Friday, February 14, 2014

Council suddenly standing up to developer

From Crains:

In a possible harbinger of a new political climate facing residential developers in the city under an increasingly activist city government, the new Manhattan Borough President Gale Brewer, several City Council members and the powerful building workers union 32BJ SEIU will rally outside of the Manhattan offices of residential developer TF Cornerstone Wednesday afternoon demanding changes in the way it treats workers at its buildings.

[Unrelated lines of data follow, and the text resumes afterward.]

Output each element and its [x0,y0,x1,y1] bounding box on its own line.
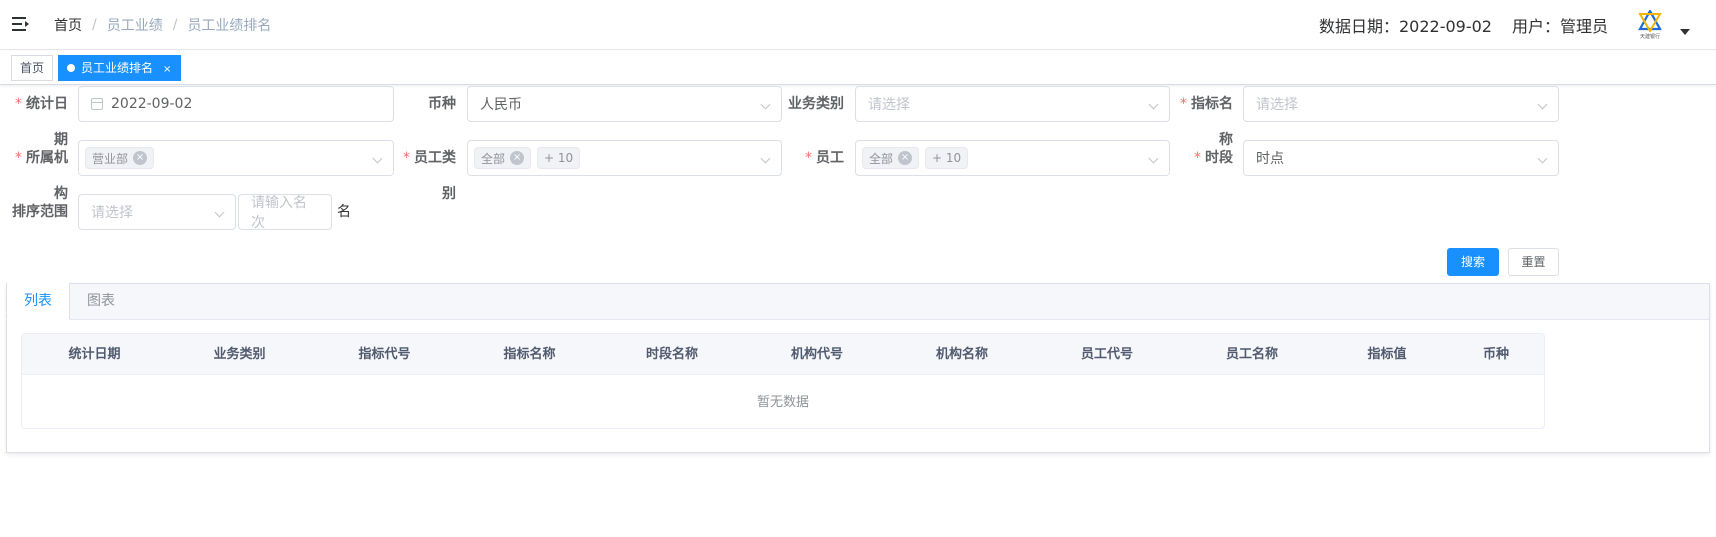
org-select[interactable]: 营业部 × [78,140,394,176]
rank-suffix: 名 [337,204,351,220]
chevron-down-icon [1148,153,1159,164]
chip-close-icon[interactable]: × [133,151,148,165]
table-empty-text: 暂无数据 [756,395,809,410]
tab-chart[interactable]: 图表 [69,283,133,320]
period-value: 时点 [1256,151,1284,167]
employee-more-chip: + 10 [925,147,969,169]
column-header[interactable]: 员工代号 [1032,334,1182,375]
period-label: * 时段 [1194,150,1233,166]
column-header[interactable]: 指标值 [1322,334,1452,375]
chip-close-icon[interactable]: × [898,151,913,165]
logo-caption: 天建银行 [1639,34,1660,40]
reset-button[interactable]: 重置 [1508,248,1559,276]
form-row-1: * 统计日期 2022-09-02 币种 人民币 业务类别 请选择 * 指标名称 请… [0,86,1716,148]
user-dropdown-caret-icon[interactable] [1680,29,1690,35]
bank-logo[interactable]: 天建银行 [1630,7,1670,43]
breadcrumb-separator: / [92,17,97,33]
user-text: 用户：管理员 [1511,17,1608,36]
business-type-label: 业务类别 [788,96,844,112]
tag-home[interactable]: 首页 [11,55,53,81]
column-header[interactable]: 指标名称 [457,334,602,375]
column-header[interactable]: 机构代号 [742,334,892,375]
tags-view: 首页 员工业绩排名 × [0,51,1716,85]
stat-date-value: 2022-09-02 [111,96,193,112]
rank-range-placeholder: 请选择 [91,205,133,221]
business-type-select[interactable]: 请选择 [855,86,1170,122]
active-dot-icon [67,63,75,72]
indicator-name-placeholder: 请选择 [1256,97,1298,113]
table-header: 统计日期 业务类别 指标代号 指标名称 时段名称 机构代号 机构名称 员工代号 … [22,334,1544,375]
employee-type-chip: 全部 × [474,147,532,169]
period-select[interactable]: 时点 [1243,140,1559,176]
search-button[interactable]: 搜索 [1447,248,1499,276]
breadcrumb-employee-performance[interactable]: 员工业绩 [107,15,163,35]
currency-select[interactable]: 人民币 [467,86,782,122]
chevron-down-icon [214,207,225,218]
column-header[interactable]: 统计日期 [22,334,167,375]
chevron-down-icon [1537,99,1548,110]
employee-select[interactable]: 全部 × + 10 [855,140,1170,176]
chevron-down-icon [760,153,771,164]
column-header[interactable]: 币种 [1452,334,1540,375]
stat-date-picker[interactable]: 2022-09-02 [78,86,394,122]
form-row-2: * 所属机构 营业部 × * 员工类别 全部 × + 10 * 员工 全部 × + 10 *… [0,140,1716,202]
org-chip: 营业部 × [85,147,155,169]
chevron-down-icon [1148,99,1159,110]
rank-range-label: 排序范围 [12,204,68,220]
currency-label: 币种 [428,96,456,112]
hamburger-menu-icon[interactable] [12,16,30,32]
breadcrumb: 首页 / 员工业绩 / 员工业绩排名 [54,15,271,35]
rank-range-select[interactable]: 请选择 [78,194,236,230]
tab-header: 列表 图表 [6,283,1709,320]
column-header[interactable]: 业务类别 [167,334,312,375]
header-right: 数据日期：2022-09-02 用户：管理员 天建银行 [1319,10,1690,40]
tab-list[interactable]: 列表 [6,283,70,320]
breadcrumb-home[interactable]: 首页 [54,15,82,35]
tag-label: 员工业绩排名 [81,61,154,75]
column-header[interactable]: 机构名称 [892,334,1032,375]
column-header[interactable]: 员工名称 [1182,334,1322,375]
result-tabs-card: 列表 图表 统计日期 业务类别 指标代号 指标名称 时段名称 机构代号 机构名称… [6,283,1710,453]
indicator-name-select[interactable]: 请选择 [1243,86,1559,122]
chip-close-icon[interactable]: × [510,151,525,165]
tag-close-icon[interactable]: × [163,64,171,75]
result-table: 统计日期 业务类别 指标代号 指标名称 时段名称 机构代号 机构名称 员工代号 … [21,333,1545,429]
employee-chip: 全部 × [862,147,920,169]
breadcrumb-current: 员工业绩排名 [187,18,272,34]
logo-star-icon [1638,10,1662,32]
top-navbar: 首页 / 员工业绩 / 员工业绩排名 数据日期：2022-09-02 用户：管理… [0,0,1716,50]
employee-type-label: * 员工类别 [403,150,456,202]
employee-type-more-chip: + 10 [537,147,581,169]
org-label: * 所属机构 [15,150,68,202]
tag-employee-ranking[interactable]: 员工业绩排名 × [58,55,181,81]
data-date-text: 数据日期：2022-09-02 [1318,17,1492,36]
form-row-3: 排序范围 请选择 请输入名次 名 [0,194,1716,231]
breadcrumb-separator: / [172,17,178,33]
column-header[interactable]: 时段名称 [602,334,742,375]
rank-count-input[interactable]: 请输入名次 [238,194,332,231]
employee-type-select[interactable]: 全部 × + 10 [467,140,782,176]
indicator-name-label: * 指标名称 [1180,96,1233,148]
business-type-placeholder: 请选择 [868,97,910,113]
stat-date-label: * 统计日期 [15,96,68,148]
chevron-down-icon [760,99,771,110]
employee-label: * 员工 [805,150,844,166]
rank-count-placeholder: 请输入名次 [251,195,307,231]
chevron-down-icon [1537,153,1548,164]
calendar-icon [91,98,103,110]
column-header[interactable]: 指标代号 [312,334,457,375]
currency-value: 人民币 [480,97,522,113]
chevron-down-icon [372,153,383,164]
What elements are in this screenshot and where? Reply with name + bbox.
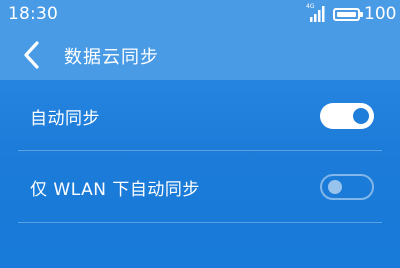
setting-row-wlan-only-sync: 仅 WLAN 下自动同步: [0, 152, 400, 222]
back-button[interactable]: [16, 40, 48, 70]
battery-icon: [333, 8, 363, 21]
toggle-knob: [353, 108, 369, 124]
status-time: 18:30: [8, 4, 58, 24]
battery-level: 100: [364, 4, 397, 24]
status-bar: 18:30 4G 100: [0, 0, 400, 30]
wlan-only-sync-label: 仅 WLAN 下自动同步: [30, 180, 200, 200]
header-bar: 数据云同步: [0, 30, 400, 80]
toggle-knob: [328, 180, 342, 194]
auto-sync-toggle[interactable]: [320, 103, 374, 129]
page-title: 数据云同步: [64, 47, 159, 68]
setting-row-auto-sync: 自动同步: [0, 81, 400, 151]
auto-sync-label: 自动同步: [30, 109, 100, 129]
wlan-only-sync-toggle[interactable]: [320, 174, 374, 200]
signal-icon: [310, 6, 325, 22]
screen: 18:30 4G 100 数据云同步 自动同步 仅 WLAN 下自动同步: [0, 0, 400, 268]
chevron-left-icon: [24, 41, 39, 69]
divider: [18, 222, 382, 223]
divider: [18, 150, 382, 151]
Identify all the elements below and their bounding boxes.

32BJ SEIU has long been at odds with TF Cornerstone, the developer that had built up much of the Long Island City waterfront in recent years, and which was recently selected by the city to develop the second phase of Hunters Point South just to the south of its earlier towers. The union has alleged the developer's treatment of some of its building service workers is not up to the union's standards, and has demanded that the developer adopt industry-wide benchmarks for pay and benefits, something the developer said it has already done.

"TF Cornerstone pays its building workers equal or better-than union wages at all of its residential properties around New York City," a spokesman for the developer said.

Although this is not the first clash between the union and the developer, Wednesday's rally, which called for "a new day for development," is now taking place in a more liberal administration, which some in the Progressive Caucus, including City Councilman Jimmy Van Bramer (D-Queens), said bodes well for labor's cause.

"I think there is progressive moment in the city of New York that is reflected in Mayor [Bill] de Blasio, Speaker [Melissa] Mark-Viverito and folks like myself," said Mr. Van Bramer, the Council's majority leader who was set to attend the rally. "I definitely feel like there is a lot of momentum when it comes to us making sure that government projects come with an affordable housing component, and also that labor is at the table."

3 comments:

Anonymous said...

"Stonewall" Van Bramer says: "I definitely feel like there is a lot of momentum when it comes to us making sure that government projects come with an affordable housing component, and also that labor is at the table."

How about infrastructure and stopping displacement Jimmy Boy?

Last I checked no one wants a thousand new residents in their back yard or wants to live on a brownfield.

Anonymous said...

Campaign Donation Check must have bounced?

Anonymous said...

Just wait until this socialist government goes after the industry you work for. Unless you're stitching together hemp skirts by hand with a bunch of immigrants eating artisanal cheese in a factory powered by a windmill, it's only a matter of time.